RICS Draft Guidance Note: Sustainability and ESG in commercial property valuation and strategic advice, 3rd edition

Sustainability and ESG in commercial property valuation and strategic advice 3rd ed

8 Comparables and evidence

The ability to distinguish the relative sustainable performance of comparables may be possible in some cases (such as energy efficiency and carbon emissions) but may be far less apparent in others. There may not be the evidence to empirically support differential values based on the full range of sustainability criteria and characteristics. There can also be extensive geographical and market variances.
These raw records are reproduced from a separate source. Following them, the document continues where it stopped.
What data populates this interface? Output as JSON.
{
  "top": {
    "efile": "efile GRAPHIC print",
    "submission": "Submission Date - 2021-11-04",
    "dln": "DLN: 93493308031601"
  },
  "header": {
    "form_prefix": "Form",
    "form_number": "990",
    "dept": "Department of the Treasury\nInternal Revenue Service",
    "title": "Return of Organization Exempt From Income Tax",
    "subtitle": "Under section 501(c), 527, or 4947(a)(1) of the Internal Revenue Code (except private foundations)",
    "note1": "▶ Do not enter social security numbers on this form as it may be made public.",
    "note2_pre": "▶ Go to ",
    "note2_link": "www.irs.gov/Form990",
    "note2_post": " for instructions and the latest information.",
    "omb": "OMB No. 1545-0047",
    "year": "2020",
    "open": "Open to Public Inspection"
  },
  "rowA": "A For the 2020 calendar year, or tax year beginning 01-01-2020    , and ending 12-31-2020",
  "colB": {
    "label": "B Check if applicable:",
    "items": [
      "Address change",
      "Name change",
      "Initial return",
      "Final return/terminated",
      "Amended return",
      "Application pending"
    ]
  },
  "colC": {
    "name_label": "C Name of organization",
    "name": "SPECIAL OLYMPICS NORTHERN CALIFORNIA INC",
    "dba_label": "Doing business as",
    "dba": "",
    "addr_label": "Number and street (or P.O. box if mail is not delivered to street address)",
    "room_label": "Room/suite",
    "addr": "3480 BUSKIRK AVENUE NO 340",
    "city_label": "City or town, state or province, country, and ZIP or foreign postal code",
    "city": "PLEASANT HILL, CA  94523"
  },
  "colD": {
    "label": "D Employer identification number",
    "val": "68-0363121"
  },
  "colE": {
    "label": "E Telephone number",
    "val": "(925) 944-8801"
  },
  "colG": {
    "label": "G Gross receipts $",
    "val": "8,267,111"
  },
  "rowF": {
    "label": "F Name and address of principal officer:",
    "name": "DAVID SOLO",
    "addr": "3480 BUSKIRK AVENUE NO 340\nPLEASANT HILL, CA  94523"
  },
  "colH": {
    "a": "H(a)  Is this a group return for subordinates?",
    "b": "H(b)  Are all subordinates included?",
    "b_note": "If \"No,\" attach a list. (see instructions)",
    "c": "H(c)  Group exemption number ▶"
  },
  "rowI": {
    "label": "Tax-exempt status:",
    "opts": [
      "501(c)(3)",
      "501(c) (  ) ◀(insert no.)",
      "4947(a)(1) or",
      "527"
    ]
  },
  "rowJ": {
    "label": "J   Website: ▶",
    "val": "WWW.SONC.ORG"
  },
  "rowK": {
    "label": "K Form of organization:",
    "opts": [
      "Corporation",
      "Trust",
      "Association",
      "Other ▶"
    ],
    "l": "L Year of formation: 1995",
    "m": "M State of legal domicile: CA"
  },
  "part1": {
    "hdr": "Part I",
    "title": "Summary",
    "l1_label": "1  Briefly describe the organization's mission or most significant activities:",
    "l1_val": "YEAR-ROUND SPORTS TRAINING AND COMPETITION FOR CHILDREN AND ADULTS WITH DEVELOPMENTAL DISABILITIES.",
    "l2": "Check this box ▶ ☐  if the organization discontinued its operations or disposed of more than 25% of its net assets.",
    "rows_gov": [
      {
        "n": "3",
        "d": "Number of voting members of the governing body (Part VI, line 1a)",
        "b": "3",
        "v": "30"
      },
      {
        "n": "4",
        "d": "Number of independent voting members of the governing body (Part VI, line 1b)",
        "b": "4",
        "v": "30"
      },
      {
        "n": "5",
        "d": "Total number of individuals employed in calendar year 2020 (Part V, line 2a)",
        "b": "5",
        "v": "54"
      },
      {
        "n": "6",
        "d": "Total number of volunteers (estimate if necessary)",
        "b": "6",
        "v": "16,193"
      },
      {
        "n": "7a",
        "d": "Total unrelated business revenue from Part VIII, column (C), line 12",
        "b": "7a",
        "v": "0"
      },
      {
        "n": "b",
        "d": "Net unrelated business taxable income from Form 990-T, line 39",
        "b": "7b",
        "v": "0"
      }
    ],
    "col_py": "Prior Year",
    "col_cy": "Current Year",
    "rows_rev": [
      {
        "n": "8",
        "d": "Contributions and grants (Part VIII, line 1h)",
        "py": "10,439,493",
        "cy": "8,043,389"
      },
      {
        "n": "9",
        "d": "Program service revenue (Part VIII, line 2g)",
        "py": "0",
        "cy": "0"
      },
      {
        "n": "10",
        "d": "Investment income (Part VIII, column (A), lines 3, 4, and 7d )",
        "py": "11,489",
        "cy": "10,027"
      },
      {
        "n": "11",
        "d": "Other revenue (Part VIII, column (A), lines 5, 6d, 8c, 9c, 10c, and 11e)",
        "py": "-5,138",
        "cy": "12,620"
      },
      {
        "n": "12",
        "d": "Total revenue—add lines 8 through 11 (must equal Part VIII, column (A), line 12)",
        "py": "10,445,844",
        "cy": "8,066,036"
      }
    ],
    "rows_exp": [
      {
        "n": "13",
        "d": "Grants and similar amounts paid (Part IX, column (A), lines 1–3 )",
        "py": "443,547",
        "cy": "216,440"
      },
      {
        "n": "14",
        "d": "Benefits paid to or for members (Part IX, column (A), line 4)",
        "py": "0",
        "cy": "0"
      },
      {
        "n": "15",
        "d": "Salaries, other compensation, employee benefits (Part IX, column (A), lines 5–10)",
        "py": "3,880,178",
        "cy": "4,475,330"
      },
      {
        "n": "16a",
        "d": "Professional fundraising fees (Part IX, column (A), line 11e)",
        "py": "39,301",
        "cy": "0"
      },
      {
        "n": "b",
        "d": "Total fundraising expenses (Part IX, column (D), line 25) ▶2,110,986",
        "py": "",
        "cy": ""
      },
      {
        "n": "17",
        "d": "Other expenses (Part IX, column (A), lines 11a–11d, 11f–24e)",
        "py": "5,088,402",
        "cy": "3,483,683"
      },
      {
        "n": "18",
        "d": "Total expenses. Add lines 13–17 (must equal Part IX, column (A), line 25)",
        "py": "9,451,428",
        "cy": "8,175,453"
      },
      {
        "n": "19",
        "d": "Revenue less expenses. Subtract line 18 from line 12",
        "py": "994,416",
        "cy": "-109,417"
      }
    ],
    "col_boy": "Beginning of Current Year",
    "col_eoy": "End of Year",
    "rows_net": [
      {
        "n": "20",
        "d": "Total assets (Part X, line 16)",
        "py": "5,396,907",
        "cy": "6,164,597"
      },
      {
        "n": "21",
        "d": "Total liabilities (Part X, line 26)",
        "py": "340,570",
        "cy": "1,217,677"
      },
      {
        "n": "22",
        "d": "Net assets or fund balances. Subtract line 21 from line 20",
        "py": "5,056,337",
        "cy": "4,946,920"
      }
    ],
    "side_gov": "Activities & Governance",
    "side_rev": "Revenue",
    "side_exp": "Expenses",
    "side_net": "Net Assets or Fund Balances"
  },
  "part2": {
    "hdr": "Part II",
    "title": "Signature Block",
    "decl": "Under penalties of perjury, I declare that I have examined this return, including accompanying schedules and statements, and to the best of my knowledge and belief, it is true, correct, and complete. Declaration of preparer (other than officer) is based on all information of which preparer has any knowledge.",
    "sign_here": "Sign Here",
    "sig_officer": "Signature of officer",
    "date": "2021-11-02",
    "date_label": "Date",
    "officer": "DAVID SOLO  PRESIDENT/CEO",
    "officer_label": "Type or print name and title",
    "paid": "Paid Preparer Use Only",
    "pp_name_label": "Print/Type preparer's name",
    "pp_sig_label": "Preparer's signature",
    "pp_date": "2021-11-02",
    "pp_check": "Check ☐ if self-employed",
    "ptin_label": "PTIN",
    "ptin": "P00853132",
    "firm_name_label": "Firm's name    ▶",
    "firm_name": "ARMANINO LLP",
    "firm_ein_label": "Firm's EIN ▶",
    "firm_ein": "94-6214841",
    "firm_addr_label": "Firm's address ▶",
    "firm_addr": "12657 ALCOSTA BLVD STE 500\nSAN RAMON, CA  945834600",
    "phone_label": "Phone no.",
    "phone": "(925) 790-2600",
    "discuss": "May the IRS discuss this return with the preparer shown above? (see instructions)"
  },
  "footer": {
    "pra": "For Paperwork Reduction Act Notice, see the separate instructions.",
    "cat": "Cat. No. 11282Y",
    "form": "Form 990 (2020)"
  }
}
Due to the period in which they were built, existing stock may not meet current sustainability standards. This might, for example, affect the weighting given to the analysis of comparable evidence. Depending on the instruction and valuation purpose, valuers may take a view, if necessary supported by additional investigations by a specialist, as to the likely ability to bring an asset up to modern standards at a cost that is economic, subject to constraints around competence included in section 10.2 of this guidance.

Valuers should also consider any special considerations that might apply in the case of a historic properties to which extra regulatory requirements or physical constraints might apply.

Valuers should consider the participants and stakeholders that influence a property's market. Appropriate macroeconomic indicators and other indirect evidence beyond transactions can be used to support a valuer's judgement accordingly.